Груднев улыбнулся пришедшему на ум сравнению. Это ж надо такое придумать! Институтка. Барышня…
Совершенно некстати вспомнилась Лизанька, ее тревожные глаза перед расставанием, жмущиеся к материнской юбке Петенька и Машенька… Ох, как хотелось бы сейчас, чтобы сбылись тогдашние наигранно-бодрые слова о скором разгроме тевтонов и победном возвращении к Рождеству…
Почему-то не верилось офицеру в скорую победу, которую пророчили православному воинству все, без исключения, газеты. И дело даже не в том, что эта война – вторая в жизни Алексея. И даже не в том, что та – проигранная, никак не изгладится из памяти. Давило на душу что-то непонятное, необъяснимое, чего не было еще сутки назад, когда сотня выступала на рекогносцировку.
Устав бороться с бессонницей, подъесаул спустил ноги на пол и нашарил портсигар.
Не зажигая огня, он курил у окна, следя в старинном волнистом стекле за отражением светлячка тлеющей папиросы и атакующим его снаружи толстым ночным мотыльком, жаждущим расправиться с непонятным пришельцем.
«Единственный защитник Восточной Пруссии, сражающийся за нее… – проплыла в мозгу ленивая мысль. – Слабый, но бесстрашный. Немецкий мотылек против русской папиросы. Сюжет для патриотической пьесы… Почти стихи…»
Внизу, на площади, горели костры, окруженные греющимися казаками, но обычных смеха и прибауток слышно не было. Даже протяжных песен, полных вековой печали, в которой русский народ так же не знает удержу, как и в бесшабашном веселье, не доносилось с улицы. Похоже, что подчиненные испытывали то же чувство, что и командир. Черной угрюмой тенью вырисовывался на фоне костров памятник.
Докурив, Алексей собрался было затушить окурок о подоконник, но рука остановилась на полпути, и полуобгоревшая бумажная гильза нашла последнее пристанище в бронзовой пепельнице на столе.
«Не можем же мы, в конце концов, во всем оставаться „русскими варварами“».
Офицер снял с телефонного аппарата трубку и поднес к уху. Молчит…
Естественно, что немцы, эвакуировавшиеся из города, успели перерезать телефонные провода, а как доложил прискакавший от Лапнина казак – и вывести из строя телеграфные аппараты на почтамте и железнодорожной станции. Не так чтобы потом было невозможно починить, но надежно. Как всегда. Пресловутые немецкие аккуратность и педантизм.

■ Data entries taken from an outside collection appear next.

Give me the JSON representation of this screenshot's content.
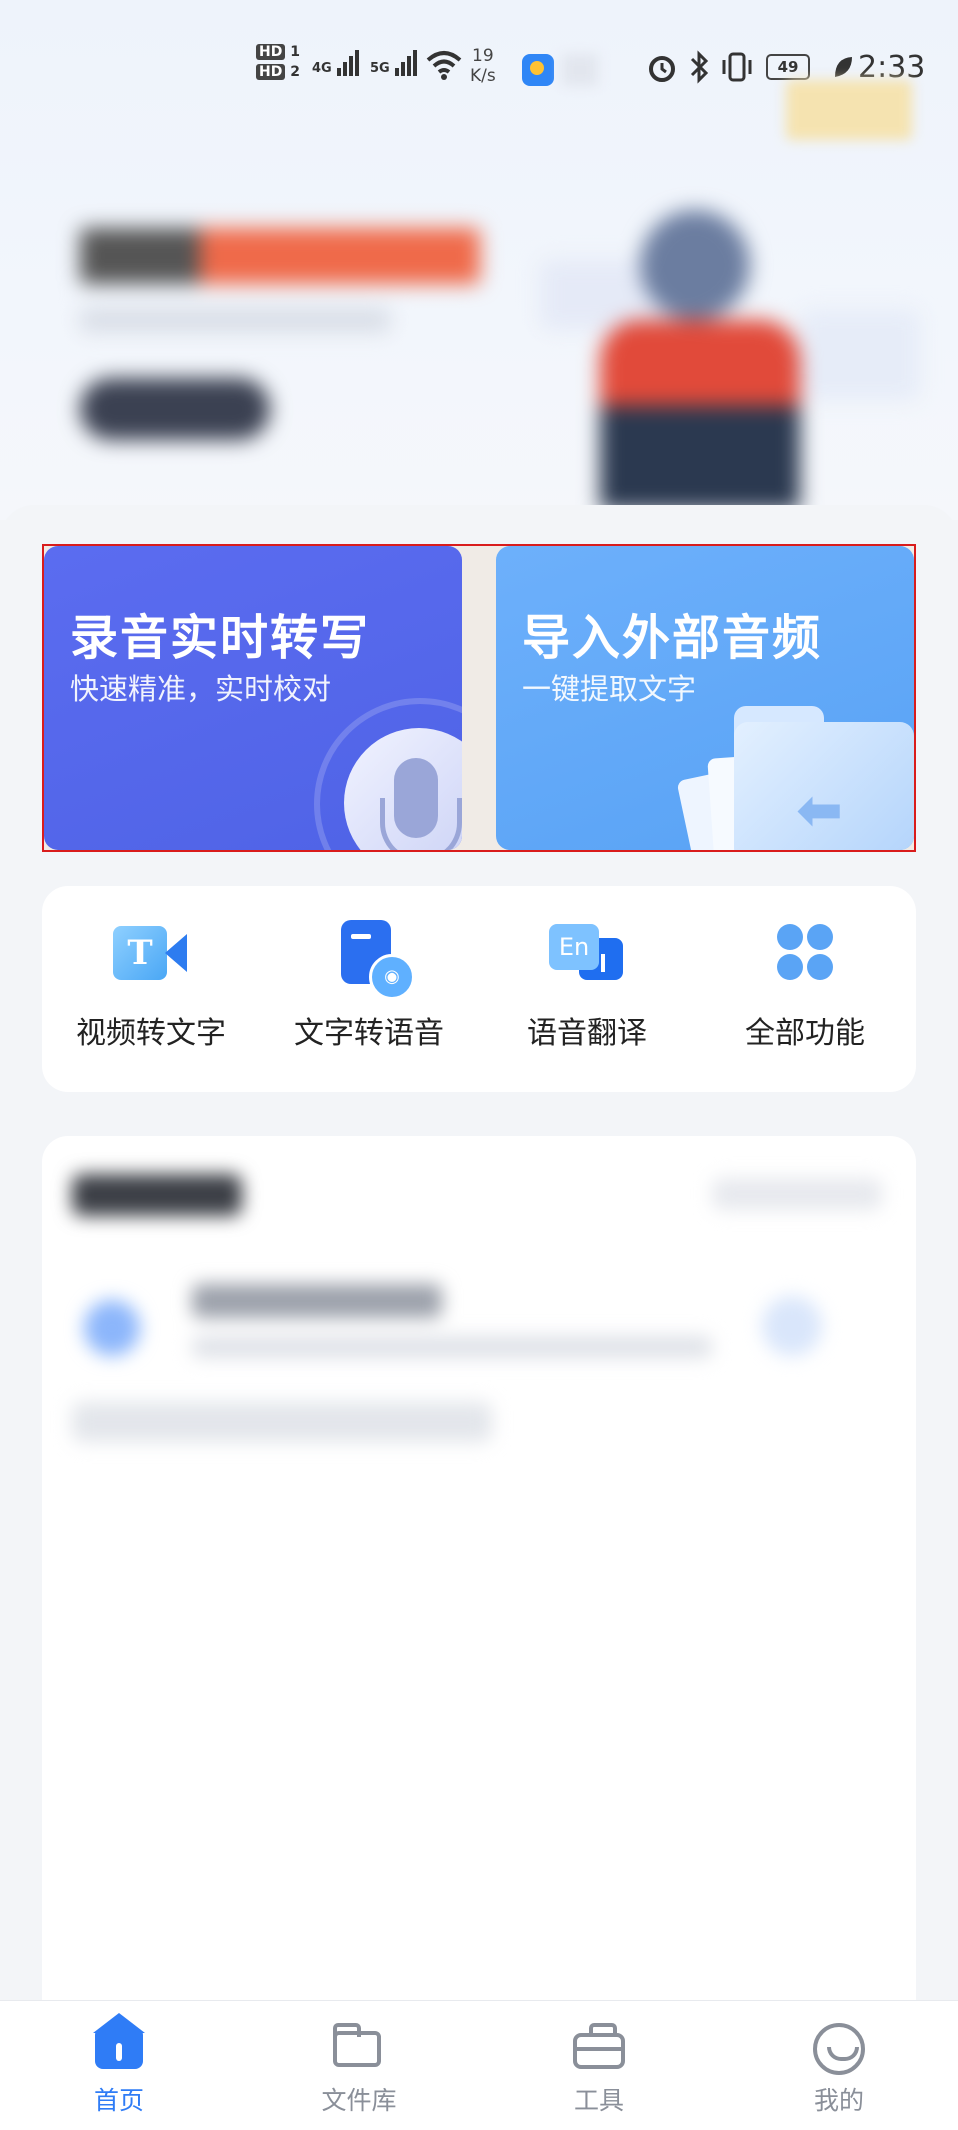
{
  "status_bar": {
    "sim1": "HD",
    "sim1_num": "1",
    "sim2": "HD",
    "sim2_num": "2",
    "net1": "4G",
    "net2": "5G",
    "speed_value": "19",
    "speed_unit": "K/s",
    "battery": "49",
    "time": "2:33",
    "icons": [
      "alarm-icon",
      "bluetooth-icon",
      "vibrate-icon",
      "battery-icon",
      "eco-leaf-icon",
      "wifi-icon",
      "weather-app-icon"
    ]
  },
  "cards": {
    "record": {
      "title": "录音实时转写",
      "subtitle": "快速精准，实时校对",
      "color": "#5166e8"
    },
    "import": {
      "title": "导入外部音频",
      "subtitle": "一键提取文字",
      "color": "#62a9f8"
    }
  },
  "tools": [
    {
      "label": "视频转文字",
      "icon": "video-to-text-icon"
    },
    {
      "label": "文字转语音",
      "icon": "text-to-speech-icon"
    },
    {
      "label": "语音翻译",
      "icon": "speech-translate-icon"
    },
    {
      "label": "全部功能",
      "icon": "all-functions-icon"
    }
  ],
  "tool_icon_glyphs": {
    "video": "T",
    "translate": "En",
    "tts": "◉"
  },
  "tabbar": {
    "items": [
      {
        "label": "首页",
        "icon": "home-icon",
        "active": true
      },
      {
        "label": "文件库",
        "icon": "folder-icon",
        "active": false
      },
      {
        "label": "工具",
        "icon": "toolbox-icon",
        "active": false
      },
      {
        "label": "我的",
        "icon": "profile-icon",
        "active": false
      }
    ],
    "active_color": "#2f7cf6",
    "inactive_color": "#8a8f99"
  }
}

Махнув рукой на всякий интеллигентский вздор, норовящий подточить боевой дух русского офицера, Груднев снова улегся на диван, укрылся с головой шинелью и упрямо сжал веки, твердо намеренный этой ночью урвать хотя бы несколько часов сна. И Морфей, испуганный решимостью своего подопечного, все-таки подступил к изголовью…
* * *
– А вот я еще слыхал, – напряженным шепотом продолжал свою бесконечную историю урядник Седых, – что был такой город, в котором никто не жил, окромя нечисти…
– Да ну! – выдохнул с полуоткрытым ртом зеленый еще казачок Кропотов, круглыми глазами уставившись на рассказчика. – Нешто бывает такое?
– Никшни, Васютка! – одернул парня седоусый урядник Саблин. – Дай послушать, что человек гуторит.
– Может быть, и не бывает… – Седых степенно открыл свой самодельный портсигар с «фабричными» (он любил пофорсить перед товарищами) и прикурил папироску от головешки. – Но люди бают, что было такое…
– И главное, вот какое дело, – продолжил он, затянувшись ароматным дымком. – Днем это был город как город: жители, купцы, городовые… Даже градоначальник был свой. Все честь честью. Но вот ночью…
– А в какой губернии это было? – снова не утерпел юный казак.
– Молчи ты, растрафа! – отвесил звонкий подзатыльник непоседе Саблин. – Не будешь слушать – в караул у меня пойдешь без всякой очереди! Давай, Петрович, продолжай, не томи…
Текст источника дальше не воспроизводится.